Ciò premesso, il ricorso è comunque infondato sebbene sia necessario correggere la motivazione del provvedimento impugnato.

Il primo motivo di ricorso non è comunque pertinente, in quanto il ricorso è stato proposto avverso la sentenza resa in sede di opposizione agli atti esecutivi avverso il verbale di sgombero di beni mobili, mentre il motivo è volto a contestare la precedente esecuzione per rilascio ed è strutturato come motivo di opposizione all’esecuzione, che quindi avrebbe dovuto essere proposto in sede di esecuzione del rilascio dell’appartamento, del quale questo nuovo intervento a distanza di anni dell’ufficiale giudiziario costituisce solo un completamento esecutivo.
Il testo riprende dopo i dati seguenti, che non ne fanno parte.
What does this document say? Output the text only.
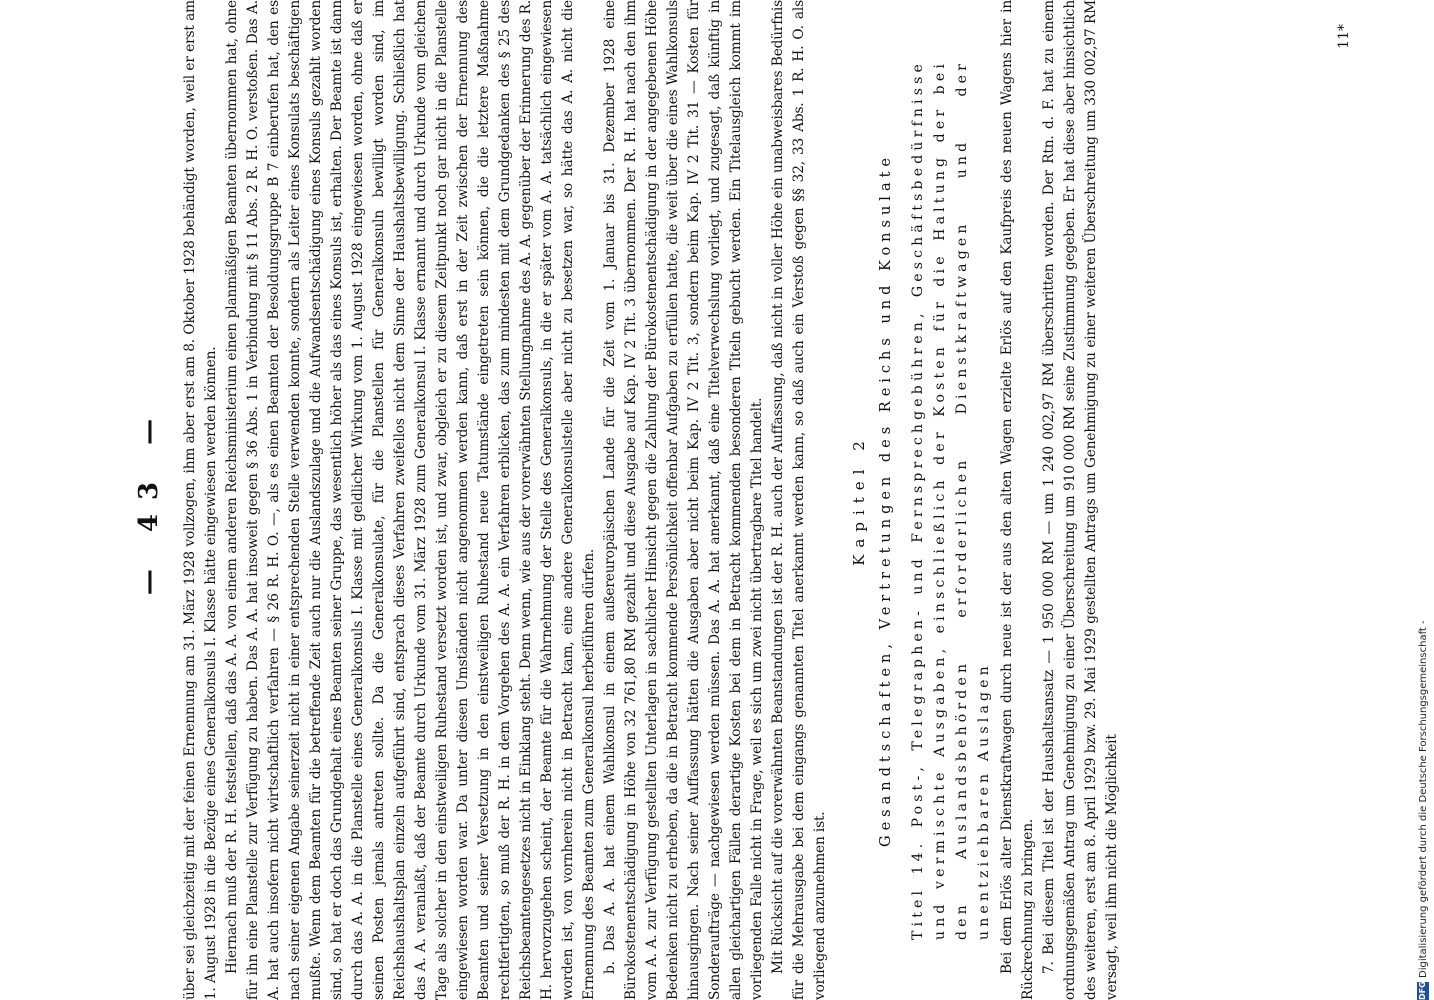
DFG
Digitalisierung gefördert durch die Deutsche Forschungsgemeinschaft -
— 43 — über sei gleichzeitig mit der feinen Ernennung am 31. März 1928 vollzogen, ihm aber erst am 8. Oktober 1928 behändigt worden, weil er erst am 1. August 1928 in die Bezüge eines Generalkonsuls I. Klasse hätte eingewiesen werden können. Hiernach muß der R. H. feststellen, daß das A. A. von einem anderen Reichsministerium einen planmäßigen Beamten übernommen hat, ohne für ihn eine Planstelle zur Verfügung zu haben. Das A. A. hat insoweit gegen § 36 Abs. 1 in Verbindung mit § 11 Abs. 2 R. H. O. verstoßen. Das A. A. hat auch insofern nicht wirtschaftlich verfahren — § 26 R. H. O. —, als es einen Beamten der Besoldungsgruppe B 7 einberufen hat, den es nach seiner eigenen Angabe seinerzeit nicht in einer entsprechenden Stelle verwenden konnte, sondern als Leiter eines Konsulats beschäftigen mußte. Wenn dem Beamten für die betreffende Zeit auch nur die Auslandszulage und die Aufwandsentschädigung eines Konsuls gezahlt worden sind, so hat er doch das Grundgehalt eines Beamten seiner Gruppe, das wesentlich höher als das eines Konsuls ist, erhalten. Der Beamte ist dann durch das A. A. in die Planstelle eines Generalkonsuls I. Klasse mit geldlicher Wirkung vom 1. August 1928 eingewiesen worden, ohne daß er seinen Posten jemals antreten sollte. Da die Generalkonsulate, für die Planstellen für Generalkonsuln bewilligt worden sind, im Reichshaushaltsplan einzeln aufgeführt sind, entsprach dieses Verfahren zweifellos nicht dem Sinne der Haushaltsbewilligung. Schließlich hat das A. A. veranlaßt, daß der Beamte durch Urkunde vom 31. März 1928 zum Generalkonsul I. Klasse ernannt und durch Urkunde vom gleichen Tage als solcher in den einstweiligen Ruhestand versetzt worden ist, und zwar, obgleich er zu diesem Zeitpunkt noch gar nicht in die Planstelle eingewiesen worden war. Da unter diesen Umständen nicht angenommen werden kann, daß erst in der Zeit zwischen der Ernennung des Beamten und seiner Versetzung in den einstweiligen Ruhestand neue Tatumstände eingetreten sein können, die die letztere Maßnahme rechtfertigten, so muß der R. H. in dem Vorgehen des A. A. ein Verfahren erblicken, das zum mindesten mit dem Grundgedanken des § 25 des Reichsbeamtengesetzes nicht in Einklang steht. Denn wenn, wie aus der vorerwähnten Stellungnahme des A. A. gegenüber der Erinnerung des R. H. hervorzugehen scheint, der Beamte für die Wahrnehmung der Stelle des Generalkonsuls, in die er später vom A. A. tatsächlich eingewiesen worden ist, von vornherein nicht in Betracht kam, eine andere Generalkonsulstelle aber nicht zu besetzen war, so hätte das A. A. nicht die Ernennung des Beamten zum Generalkonsul herbeiführen dürfen. b. Das A. A. hat einem Wahlkonsul in einem außereuropäischen Lande für die Zeit vom 1. Januar bis 31. Dezember 1928 eine Bürokostenentschädigung in Höhe von 32 761,80 RM gezahlt und diese Ausgabe auf Kap. IV 2 Tit. 3 übernommen. Der R. H. hat nach den ihm vom A. A. zur Verfügung gestellten Unterlagen in sachlicher Hinsicht gegen die Zahlung der Bürokostenentschädigung in der angegebenen Höhe Bedenken nicht zu erheben, da die in Betracht kommende Persönlichkeit offenbar Aufgaben zu erfüllen hatte, die weit über die eines Wahlkonsuls hinausgingen. Nach seiner Auffassung hätten die Ausgaben aber nicht beim Kap. IV 2 Tit. 3, sondern beim Kap. IV 2 Tit. 31 — Kosten für Sonderaufträge — nachgewiesen werden müssen. Das A. A. hat anerkannt, daß eine Titelverwechslung vorliegt, und zugesagt, daß künftig in allen gleichartigen Fällen derartige Kosten bei dem in Betracht kommenden besonderen Titeln gebucht werden. Ein Titelausgleich kommt im vorliegenden Falle nicht in Frage, weil es sich um zwei nicht übertragbare Titel handelt. Mit Rücksicht auf die vorerwähnten Beanstandungen ist der R. H. auch der Auffassung, daß nicht in voller Höhe ein unabweisbares Bedürfnis für die Mehrausgabe bei dem eingangs genannten Titel anerkannt werden kann, so daß auch ein Verstoß gegen §§ 32, 33 Abs. 1 R. H. O. als vorliegend anzunehmen ist.

Kapitel 2 Gesandtschaften, Vertretungen des Reichs und Konsulate Titel 14. Post-, Telegraphen- und Fernsprechgebühren, Geschäftsbedürfnisse und vermischte Ausgaben, einschließlich der Kosten für die Haltung der bei den Auslandsbehörden erforderlichen Dienstkraftwagen und der unentziehbaren Auslagen Bei dem Erlös alter Dienstkraftwagen durch neue ist der aus den alten Wagen erzielte Erlös auf den Kaufpreis des neuen Wagens hier in Rückrechnung zu bringen. 7. Bei diesem Titel ist der Haushaltsansatz — 1 950 000 RM — um 1 240 002,97 RM überschritten worden. Der Rtn. d. F. hat zu einem ordnungsgemäßen Antrag um Genehmigung zu einer Überschreitung um 910 000 RM seine Zustimmung gegeben. Er hat diese aber hinsichtlich des weiteren, erst am 8. April 1929 bzw. 29. Mai 1929 gestellten Antrags um Genehmigung zu einer weiteren Überschreitung um 330 002,97 RM versagt, weil ihm nicht die Möglichkeit

11*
Va corretta comunque la motivazione della sentenza impugnata, che nel rigettare l’opposizione proposta avrebbe dovuto registrare che, essendo l’esecuzione per rilascio terminata, l’opposizione agli atti non poteva neppure proporsi (vedi Cass. n. 8675 del 2017, motivazione paragrafo 2.2.). Quanto al secondo motivo, anch’esso è infondato in quanto non c’è corrispondenza tra quello che il ricorrente assume essere il petitum, senza richiamare le conclusioni tratte, e il circoscritto oggetto di una opposizione agli atti esecutivi, che come si è già detto non avrebbe potuto neppure essere proposta, ed in cui si contesta solo la regolarità dell’operato dell’ufficiale giudiziario, talchè anche nell’ipotesi di accoglimento della opposizione ex art. 617 c.p.c., il ricorrente non avrebbe mai potuto conseguire il più ampio oggetto di recuperare il godimento dell’appartamento.

Il terzo motivo, relativo alla liquidazione delle spese, è inammissibile perchè non si contesta in realtà la corretta applicazione della regola sulla soccombenza, ma direttamente l’esito del giudizio.

Il ricorso va pertanto rigettato.

Le spese seguono la soccombenza e si liquidano come al dispositivo.

Il ricorso per cassazione è stato proposto in tempo posteriore al 30 gennaio 2013, e il ricorrente risulta soccombente, pertanto egli è gravato dall’obbligo di versare un ulteriore importo a titolo di contributo unificato pari a quello dovuto per il ricorso principale, a norma del D.P.R. n. 115 del 2002, art. 13, commi 1 bis e 1 quater.

P.Q.M.

La Corte rigetta il ricorso. Pone a carico del ricorrente le spese di giudizio sostenute dalla parte controricorrente, che liquida in complessivi Euro 4.000,00 oltre 200,00 per esborsi, oltre contributo spese generali ed accessori.

Dà atto della sussistenza dei presupposti per il versamento da parte del ricorrente di un ulteriore importo a titolo di contributo unificato pari a quello dovuto per il ricorso principale, se dovuto.

Così deciso in Roma, nella camera di consiglio della Corte di cassazione, il 28 novembre 2019.